Сознание невозможно раньше бытия, потому что бытие есть источник и условие всякой возможности. Здесь существование включает сущность. Как мы можем постигнуть сущность нашего страдания? А вот тогда, когда сначала есть сам факт сознания этого страдания. И последнее, что я хотел бы подчеркнуть. От «Я» и «хотения» нет перехода к «мысли» и «страданию» (хотя логически и языково они разделены). Они параллельны, и между ними не происходит никаких событий. Они не разделены во времени.
Обратимся к другому безумцу и мученику мысли — к Фридриху Ницше. Цитата была из его сочинения — «Сумерки идолов, или Как философствуют молотом». Речь идет как бы о простукивании молоточком пустот в фигуре идола — например, идола человека. Другие идолы тоже связаны с тем фактом, что человек пол, пуст. С темы идолов, впервые затронутой Фрэнсисом Бэконом, и началась европейская философия Нового времени. Идолы — некие представления, и, будучи созданы самим человеком, заживают собственной жизнью, приобретая власть над человеком, их породившим. И чем менее критически относится человек к этим образованиям своего сознания, тем больше их объективная и губительная сила. Идолы внушают своему создателю веру в себя как в самую настоящую и подлинную реальность.
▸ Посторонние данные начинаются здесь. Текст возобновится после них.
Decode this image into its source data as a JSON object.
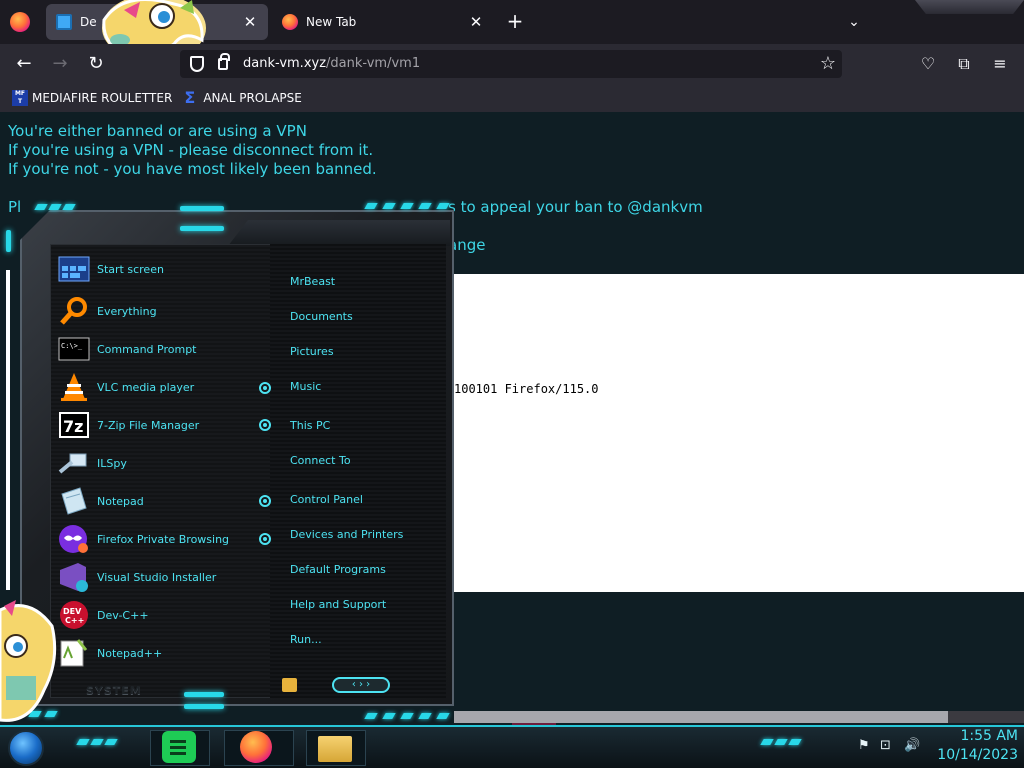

С одной стороны, идолы — это, несомненно, представления, порождаемые самими людьми, то есть продукты их сознания, а с другой — объективные вещи, приобретающие собственную жизненную силу, независимую от способности критического анализа их индивидом. И в рассуждениях Бэкона красной нитью проходит тема «языка Адама», то есть некоего первичного, девственного и истинного языка, который покрылся затем корой идолов. И его необходимо освободить.
У Ницше тоже идолы. Но в число идолов прежде всего попадает сама наука как объективное знание. У Ницше она обладает теми классическими характеристиками, которые у Бэкона были свойственны обыденному сознанию, общественному мнению, религиозной традиции. Наука у Ницше ассоциируется с образом смирительной рубашки, наброшенной на живой дух и жизнь, и представляет собой объективированные структуры, которые, хотя и порождены нашим сознанием, приобретают неподконтрольную нам силу. Для Ницше ученый — большой пошляк. Мелкая, ничтожная личность. Ученый превратился в представителя стандартизированной массы. Что же исчезло из этого освященного традицией образа? Исчезла жизнь, или, иными словами, — воля к власти. Жизнь как некое особое явление, отличное от того, что связано с разумом. Произошла инверсия. Ницше утверждает, что речь идет о порождениях сознания, которые приобрели силу над человеком, их породившим, и сковывают в нем другую возможную жизнь. Ницше говорит прежде всего о возможном, то есть о том, чего нет. Главная проблема: мы знаем, что мы есть, но не знаем, нем мы можем быть.
Игрой и случайностью разбиваются идолы. Вещи делаются благородными, освобождаясь от рабского подчинения причинам, целям и необходимости. Вещь разыгрывается! Изымается из ложного образа и погружается в стихию становления. Борьба становления и бытия — игра, а художник — игрок. Бытие как бы играет с самим собой в эту игру становления. Нужен новый образ мысли, потому что старый — в терминах мести и нечистой совести. Ключевой для Ницше символ — ressentiment. В прямом переводе — просто «месть», а точнее — чувство мести, которое он считал своим врагом. Это не психологическая категория. Чувство мести — это состояние всякого человека, который сам себя не реализовал и жизненно не утвердился (основная философская страсть Ницше — не поиск истины, а поиск во что бы то ни стало реализации человеком самого себя). Это блистательно продемонстрировано Пастернаком в «Докторе Живаго»: Стрельников пошел в революцию, мстя за поруганную честь Лары, дай сама русская революция оказалась только местью старому миру.